Grâce à leur robustesse réputée, on pense que ces quasi-particules de Majorana peuvent servir de blocs de construction pour les ordinateurs quantiques. Bien que théoriques pour l’instant, les ordinateurs quantiques pourraient être plusieurs fois plus puissants que nos dispositifs numériques actuels. Tels qu’ils sont envisagés, ils auraient d’immenses capacités de stockage d’informations et la possibilité de résoudre d’importants problèmes de calcul avec une efficacité sans précédent.

“Le défi auquel nous sommes confrontés est que nous travaillons avec le microscopique, et non pas avec quelque chose comme les étoiles et les galaxies que vous pouvez voir et avec lequel vous pouvez établir un lien”, a expliqué Lorenza Viola, professeur de physique au Dartmouth College, qui a cosigné un article récent publié dans Physical Review Letters (version arXiv.org).

“Je dis à mes étudiants que nous sommes si grands, que c’est tellement microscopique, et que nous n’avons tout simplement pas assez d’imagination pour visualiser les choses à ce niveau. Mais si nous pouvions être aussi petits qu’un électron, nous pourrions comprendre beaucoup mieux le monde quantique.”

Dans leur article, le professeur Viola et ses collègues suggèrent un endroit où l’on pourrait trouver des Majoranas. Ils proposent un modèle théorique pour soutenir les quasi-particules de Majorana formant une classe de matériaux exotiques connus sous le nom de supraconducteurs topologiques.
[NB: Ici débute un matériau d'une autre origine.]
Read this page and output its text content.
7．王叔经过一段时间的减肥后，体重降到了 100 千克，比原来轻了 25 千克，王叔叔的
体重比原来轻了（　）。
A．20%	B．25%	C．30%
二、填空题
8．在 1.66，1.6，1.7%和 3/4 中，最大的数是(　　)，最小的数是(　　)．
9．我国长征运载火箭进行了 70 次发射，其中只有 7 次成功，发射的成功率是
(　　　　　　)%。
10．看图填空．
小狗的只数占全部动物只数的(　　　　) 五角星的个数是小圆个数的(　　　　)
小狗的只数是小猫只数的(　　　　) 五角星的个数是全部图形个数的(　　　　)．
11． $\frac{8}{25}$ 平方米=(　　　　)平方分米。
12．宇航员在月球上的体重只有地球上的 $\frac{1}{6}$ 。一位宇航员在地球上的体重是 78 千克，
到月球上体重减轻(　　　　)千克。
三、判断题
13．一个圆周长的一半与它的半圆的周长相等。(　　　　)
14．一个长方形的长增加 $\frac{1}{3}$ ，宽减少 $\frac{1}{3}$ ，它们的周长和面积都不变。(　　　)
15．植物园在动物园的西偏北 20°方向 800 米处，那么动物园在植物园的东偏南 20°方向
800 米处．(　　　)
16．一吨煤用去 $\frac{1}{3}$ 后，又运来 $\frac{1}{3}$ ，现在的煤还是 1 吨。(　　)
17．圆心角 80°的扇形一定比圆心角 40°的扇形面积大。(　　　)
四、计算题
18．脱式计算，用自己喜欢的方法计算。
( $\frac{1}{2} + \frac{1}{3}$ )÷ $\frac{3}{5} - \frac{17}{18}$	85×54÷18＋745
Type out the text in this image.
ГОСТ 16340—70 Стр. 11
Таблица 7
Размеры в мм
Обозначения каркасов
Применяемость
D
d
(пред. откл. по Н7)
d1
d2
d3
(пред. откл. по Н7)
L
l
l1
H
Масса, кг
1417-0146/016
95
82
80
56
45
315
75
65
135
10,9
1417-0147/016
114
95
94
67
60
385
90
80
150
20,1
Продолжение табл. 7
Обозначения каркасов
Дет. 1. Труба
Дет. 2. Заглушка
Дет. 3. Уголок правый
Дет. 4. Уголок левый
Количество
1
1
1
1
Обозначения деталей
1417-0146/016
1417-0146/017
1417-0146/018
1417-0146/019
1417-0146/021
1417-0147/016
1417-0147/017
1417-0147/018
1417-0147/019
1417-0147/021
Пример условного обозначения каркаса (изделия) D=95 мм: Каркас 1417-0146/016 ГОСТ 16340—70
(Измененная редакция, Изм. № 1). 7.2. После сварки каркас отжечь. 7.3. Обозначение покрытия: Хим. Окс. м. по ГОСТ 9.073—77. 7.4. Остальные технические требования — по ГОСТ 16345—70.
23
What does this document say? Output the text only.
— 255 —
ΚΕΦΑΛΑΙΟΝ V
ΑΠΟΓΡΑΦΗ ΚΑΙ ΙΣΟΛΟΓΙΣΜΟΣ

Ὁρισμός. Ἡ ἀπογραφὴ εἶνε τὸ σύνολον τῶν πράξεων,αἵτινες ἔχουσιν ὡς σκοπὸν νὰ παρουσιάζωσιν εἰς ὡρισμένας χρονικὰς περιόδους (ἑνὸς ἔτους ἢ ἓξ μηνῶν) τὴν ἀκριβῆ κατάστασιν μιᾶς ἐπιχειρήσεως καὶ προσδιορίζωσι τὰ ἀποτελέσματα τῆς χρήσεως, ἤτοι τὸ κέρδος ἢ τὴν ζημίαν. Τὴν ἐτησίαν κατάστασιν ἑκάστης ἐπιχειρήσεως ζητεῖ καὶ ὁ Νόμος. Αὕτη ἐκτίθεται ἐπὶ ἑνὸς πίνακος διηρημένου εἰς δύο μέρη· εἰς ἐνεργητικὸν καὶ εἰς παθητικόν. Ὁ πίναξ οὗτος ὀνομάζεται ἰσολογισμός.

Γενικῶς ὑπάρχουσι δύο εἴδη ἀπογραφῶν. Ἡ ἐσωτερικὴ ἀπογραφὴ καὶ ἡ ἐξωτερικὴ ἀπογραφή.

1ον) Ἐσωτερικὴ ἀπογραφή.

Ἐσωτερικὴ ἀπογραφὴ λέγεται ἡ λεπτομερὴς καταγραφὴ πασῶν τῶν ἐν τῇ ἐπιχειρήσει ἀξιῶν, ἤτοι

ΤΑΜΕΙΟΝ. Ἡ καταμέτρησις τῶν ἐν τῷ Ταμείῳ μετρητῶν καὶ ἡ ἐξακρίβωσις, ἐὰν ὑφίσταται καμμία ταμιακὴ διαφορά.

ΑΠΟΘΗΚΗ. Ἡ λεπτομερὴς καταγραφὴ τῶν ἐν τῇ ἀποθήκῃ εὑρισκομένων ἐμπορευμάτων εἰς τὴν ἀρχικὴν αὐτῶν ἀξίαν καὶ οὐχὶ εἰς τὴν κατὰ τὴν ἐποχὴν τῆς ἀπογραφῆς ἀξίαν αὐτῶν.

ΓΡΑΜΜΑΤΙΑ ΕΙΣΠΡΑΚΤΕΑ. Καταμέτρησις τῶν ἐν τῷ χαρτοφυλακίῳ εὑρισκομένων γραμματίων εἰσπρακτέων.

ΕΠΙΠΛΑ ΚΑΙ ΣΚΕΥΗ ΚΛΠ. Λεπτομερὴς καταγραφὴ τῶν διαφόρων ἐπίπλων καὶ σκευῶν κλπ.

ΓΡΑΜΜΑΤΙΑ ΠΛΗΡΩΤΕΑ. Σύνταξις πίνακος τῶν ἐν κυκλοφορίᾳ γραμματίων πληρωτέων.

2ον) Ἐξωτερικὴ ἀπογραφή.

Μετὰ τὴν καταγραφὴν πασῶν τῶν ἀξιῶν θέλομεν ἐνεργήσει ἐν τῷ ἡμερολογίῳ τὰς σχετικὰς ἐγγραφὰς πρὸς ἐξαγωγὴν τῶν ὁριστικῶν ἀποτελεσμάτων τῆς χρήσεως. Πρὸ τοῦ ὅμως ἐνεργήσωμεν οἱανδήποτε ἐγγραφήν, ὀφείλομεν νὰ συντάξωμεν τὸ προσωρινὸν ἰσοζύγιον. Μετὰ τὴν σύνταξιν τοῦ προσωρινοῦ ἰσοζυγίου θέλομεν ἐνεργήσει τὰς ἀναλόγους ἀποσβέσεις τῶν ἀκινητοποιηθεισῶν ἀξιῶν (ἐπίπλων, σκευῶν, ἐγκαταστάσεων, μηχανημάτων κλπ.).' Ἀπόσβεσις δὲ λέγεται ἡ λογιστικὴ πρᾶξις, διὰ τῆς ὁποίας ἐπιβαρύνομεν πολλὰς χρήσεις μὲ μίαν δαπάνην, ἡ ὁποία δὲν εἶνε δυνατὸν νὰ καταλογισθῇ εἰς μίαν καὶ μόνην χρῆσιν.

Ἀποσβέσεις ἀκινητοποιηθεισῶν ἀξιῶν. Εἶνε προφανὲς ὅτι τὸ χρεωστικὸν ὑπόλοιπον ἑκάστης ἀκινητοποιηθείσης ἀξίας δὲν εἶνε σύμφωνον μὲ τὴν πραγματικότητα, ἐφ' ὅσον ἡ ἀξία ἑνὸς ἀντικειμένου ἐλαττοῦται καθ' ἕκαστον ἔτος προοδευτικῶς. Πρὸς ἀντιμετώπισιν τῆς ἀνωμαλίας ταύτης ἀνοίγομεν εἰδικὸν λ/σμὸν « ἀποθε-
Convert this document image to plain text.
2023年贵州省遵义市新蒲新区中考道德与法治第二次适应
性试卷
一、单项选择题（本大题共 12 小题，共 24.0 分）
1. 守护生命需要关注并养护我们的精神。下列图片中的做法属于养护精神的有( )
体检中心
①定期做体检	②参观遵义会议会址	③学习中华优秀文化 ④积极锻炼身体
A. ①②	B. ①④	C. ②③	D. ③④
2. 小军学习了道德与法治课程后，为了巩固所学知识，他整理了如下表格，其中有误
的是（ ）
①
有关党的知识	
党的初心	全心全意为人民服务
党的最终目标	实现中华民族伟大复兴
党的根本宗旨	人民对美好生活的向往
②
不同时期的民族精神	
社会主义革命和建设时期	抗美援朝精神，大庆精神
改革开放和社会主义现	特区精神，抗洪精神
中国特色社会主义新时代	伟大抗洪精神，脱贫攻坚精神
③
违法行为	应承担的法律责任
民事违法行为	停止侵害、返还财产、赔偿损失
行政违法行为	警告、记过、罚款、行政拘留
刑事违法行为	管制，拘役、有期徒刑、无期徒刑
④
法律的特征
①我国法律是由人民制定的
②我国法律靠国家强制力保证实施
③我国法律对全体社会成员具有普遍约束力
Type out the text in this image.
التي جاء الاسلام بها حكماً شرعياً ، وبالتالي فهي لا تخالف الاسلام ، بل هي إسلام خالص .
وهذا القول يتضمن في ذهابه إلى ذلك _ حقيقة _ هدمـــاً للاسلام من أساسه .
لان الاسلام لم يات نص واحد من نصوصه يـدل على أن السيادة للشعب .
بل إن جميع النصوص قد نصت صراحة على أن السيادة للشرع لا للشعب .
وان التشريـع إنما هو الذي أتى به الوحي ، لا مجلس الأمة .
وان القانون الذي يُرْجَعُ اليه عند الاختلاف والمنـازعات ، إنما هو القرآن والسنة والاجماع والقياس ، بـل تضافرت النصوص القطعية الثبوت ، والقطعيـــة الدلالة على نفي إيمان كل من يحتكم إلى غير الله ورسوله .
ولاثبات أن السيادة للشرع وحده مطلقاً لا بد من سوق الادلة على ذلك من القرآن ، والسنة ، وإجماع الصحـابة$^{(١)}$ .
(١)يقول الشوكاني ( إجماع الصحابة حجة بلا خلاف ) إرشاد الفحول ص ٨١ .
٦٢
L’équipe décrit les supraconducteurs topologiques comme ayant une “double personnalité”. Leurs surfaces extérieures conduisent l’électricité comme un métal, mais à l’intérieur, ils sont supraconducteurs. Les scientifiques émettent l’hypothèse que les Majoranas ne devraient apparaître qu’à la surface ou à l’interface intérieur-extérieur.

Contrairement aux propositions existantes, celle du professeur Viola et de ses collègues ne requiert qu’une supraconductivité conventionnelle dans la masse du matériau et aucune application de champs magnétiques puissants, préservant ainsi l’importante symétrie fondamentale de “l’inversion du temps”.

La chasse aux Majoranas est actuellement en cours dans les laboratoires du monde entier.  Lors d’une expérience récente menée par des chercheurs néerlandais, un nanofil semi-conducteur recouvert d’un film supraconducteur a été refroidi dans un champ magnétique puissant et s’est avéré contenir des Majoranas, comme le signale un pic de conductance à énergie nulle. Au fur et à mesure que des preuves expérimentales supplémentaires sont collectées et examinées, le professeur Viola pense que les supraconducteurs topologiques à onde s fourniront une autre riche arène dans laquelle explorer la physique de Majorana et découvrir de nouvelles propriétés fondamentales de la matière quantique topologique.